When I first began writing fiction, my characters tended to be too passive. Horrible things happened to them, but they never knew exactly what to do. When they did react, they reacted too little.
A student in my college creative writing class had the same problem. His story began with a father losing his toddler son to a senseless murder. The next scene skipped forward a couple of years without ever showing how the father reacted emotionally to this harrowing event. The father, adrift, focused on other things. The father only occasionally thought back vaguely to the “bad years,” with parsimonious allusions to the shattering event that must have transformed his life.
To say that the author wasted an opportunity is an understatement. When characters suffer emotionally, readers sympathize, and sympathy builds an emotional bond between characters and readers.
Sympathy aside, suffering is motivational fuel. Suffering characters act. They cannot help but act. The student in my creative writing class had not just wasted energy. He had motivational rocket fuel, but instead of using it, he had figuratively stored it away in his garage.
Not only did he waste energy. By separating the character from his traumatic ordeal, he prevented the character from seeming three dimensional and real. A suffering character may not do the right thing or the rational thing but he will do something.
The father could have started a support group or tracked down the murderer in a vigilante quest for revenge. He might have become a raging alcoholic. Instead the character remained adrift like a sailboat without any wind, but there was no reason that the sailboat should not have been surging forward at a breakneck pace.
But does a character really need to be active to be interesting? The popular fantasy author Brandon Sanderson said that active characters are irresistible to readers. According to him, that is one reason that a villain can add so much energy to a story. Villains tend to make big moves. They murder. The betray. They bully. They manipulate. They tell outrageous lies. We may not like them, but we cannot help but respond to them, especially if they are plausibly drawn.
What motivates a villain? What turns an Anakin Skywalker into a Darth Vader? One prompt is being tormented by nightmares in which his wife Amidala dies in childbirth. Anakin solidifies his turn to the dark side after he helplessly watches his mother die. What causes Othello in the play by William Shakespeare to murder his wife? He erroneously believes she has cheated and suffers from painful jealousy.
Active heroes or protagonists are also compelling. They make hard decisions. They may lie for a good cause or break the law or rescue a kid from a burning house while disfiguring themselves with burns in the process.
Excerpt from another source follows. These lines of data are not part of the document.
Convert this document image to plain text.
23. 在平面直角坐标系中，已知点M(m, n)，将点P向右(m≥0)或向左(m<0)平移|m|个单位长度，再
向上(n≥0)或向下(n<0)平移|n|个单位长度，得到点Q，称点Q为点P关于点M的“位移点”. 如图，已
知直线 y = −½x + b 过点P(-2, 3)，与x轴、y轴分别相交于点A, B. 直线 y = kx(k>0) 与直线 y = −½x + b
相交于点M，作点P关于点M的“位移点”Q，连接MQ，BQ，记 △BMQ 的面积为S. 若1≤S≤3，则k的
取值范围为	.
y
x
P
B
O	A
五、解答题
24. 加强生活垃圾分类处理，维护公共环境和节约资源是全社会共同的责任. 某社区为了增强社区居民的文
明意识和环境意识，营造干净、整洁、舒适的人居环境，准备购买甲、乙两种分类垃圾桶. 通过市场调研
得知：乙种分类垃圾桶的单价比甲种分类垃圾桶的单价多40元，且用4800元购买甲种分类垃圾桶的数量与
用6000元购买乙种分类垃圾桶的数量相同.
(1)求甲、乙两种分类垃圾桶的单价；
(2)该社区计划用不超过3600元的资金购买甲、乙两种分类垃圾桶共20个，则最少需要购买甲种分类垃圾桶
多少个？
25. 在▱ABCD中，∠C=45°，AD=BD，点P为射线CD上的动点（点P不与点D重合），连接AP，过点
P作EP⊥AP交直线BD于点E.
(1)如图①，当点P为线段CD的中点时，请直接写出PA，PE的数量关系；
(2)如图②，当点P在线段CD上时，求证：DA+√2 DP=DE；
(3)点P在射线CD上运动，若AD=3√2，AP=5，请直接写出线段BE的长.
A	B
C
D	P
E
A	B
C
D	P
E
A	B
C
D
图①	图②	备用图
Some characters – and people – are naturally more active than others, but that is not the whole truth. Even ordinarily passive characters have the potential to be active if the dramatic heat is turned up high enough.
What makes a passive character active? What makes real people go out of their way to influence the world around them even if it means instigating conflict, annoying the hell out of others, or overcoming incredible obstacles?
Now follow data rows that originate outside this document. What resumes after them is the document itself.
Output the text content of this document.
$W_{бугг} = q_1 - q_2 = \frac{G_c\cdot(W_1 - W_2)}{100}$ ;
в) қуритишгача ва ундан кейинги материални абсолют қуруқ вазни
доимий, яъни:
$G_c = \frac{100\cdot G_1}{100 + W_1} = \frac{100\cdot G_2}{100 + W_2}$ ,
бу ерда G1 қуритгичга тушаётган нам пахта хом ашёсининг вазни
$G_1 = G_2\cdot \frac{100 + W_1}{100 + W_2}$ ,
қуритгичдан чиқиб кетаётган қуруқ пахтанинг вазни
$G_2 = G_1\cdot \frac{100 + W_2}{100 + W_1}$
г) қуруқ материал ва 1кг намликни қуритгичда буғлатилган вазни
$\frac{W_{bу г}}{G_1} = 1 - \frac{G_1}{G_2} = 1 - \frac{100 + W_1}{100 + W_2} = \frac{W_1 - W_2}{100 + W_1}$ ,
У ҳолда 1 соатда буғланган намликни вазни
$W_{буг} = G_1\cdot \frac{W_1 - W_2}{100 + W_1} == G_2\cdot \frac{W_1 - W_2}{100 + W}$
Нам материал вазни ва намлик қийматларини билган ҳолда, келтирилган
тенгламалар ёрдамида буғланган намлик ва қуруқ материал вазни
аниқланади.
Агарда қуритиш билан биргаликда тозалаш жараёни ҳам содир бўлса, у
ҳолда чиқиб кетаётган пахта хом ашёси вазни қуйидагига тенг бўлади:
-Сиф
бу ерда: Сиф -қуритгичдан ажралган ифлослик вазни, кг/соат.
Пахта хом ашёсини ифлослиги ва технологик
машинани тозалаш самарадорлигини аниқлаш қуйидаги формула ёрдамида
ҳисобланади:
Characters who will endure the fires of hell or try to move mountains in order to accomplish a goal are usually the characters who have suffered horribly – and the more they have suffered, the more driven they are to make changes.
Anyone who is alive and conscious cannot help but react to terrible pain. When I stub my toe, I cannot remain impassive. If someone is with me when it happens they will probably hear me gasp or curse. I will lean toward my injury. I will close my eyelids tight. Emotional pain can be every bit as excruciating, and like physical pain it cries out for remedy.
Suffering — whether in the past or present – is the key to creating characters who move stories forward in big ways, and how they move it forward is depends upon what kind of person they are.
Some characters are already burdened with a traumatic past when they take the stage, such as detective Clarice Starling in Silence of the Lambs. She. interrogates the serial killer Hannibal Lecter in order to predict the moves of another serial killer that she is trying to stop.
The desire to stop a serial killer from murdering innocent people is a compelling enough motive in itself to carry a story, but beneath the surface of a detective just doing her job is a deeper and more poignant motivation.
Hannibal questions Clarice in return for answering her questions and uncovers the devastating childhood experience in which she was forced to watch lambs being slaughtered and despite her desperate efforts to save one of them, they all died. Her motive to save innocent victims is not just professional. It is personal. Dramatically speaking, that makes all the difference between ordinary gasoline and rocket fuel.
What is true in fiction is often true in real life. I rarely move forward when I am happy. When everything is going well, I cling to my safe routines and avoid trying anything new.
It is during the moments of destabilization triggered by suffering that I grasp into unknown places in a quest for balance, that I reach out for a branch, something, anything to break my fall. I long for homeostasis, regularity, a new harmony – and if the old harmony is gone, I have no choice but to move forward even if I would ordinarily prefer to do nothing.
It is important to remember, in both writing and living, that no experience needs to be wasted, and that pain, whether physical or emotional, means movement – and that how we move determines who we are, and who we will become.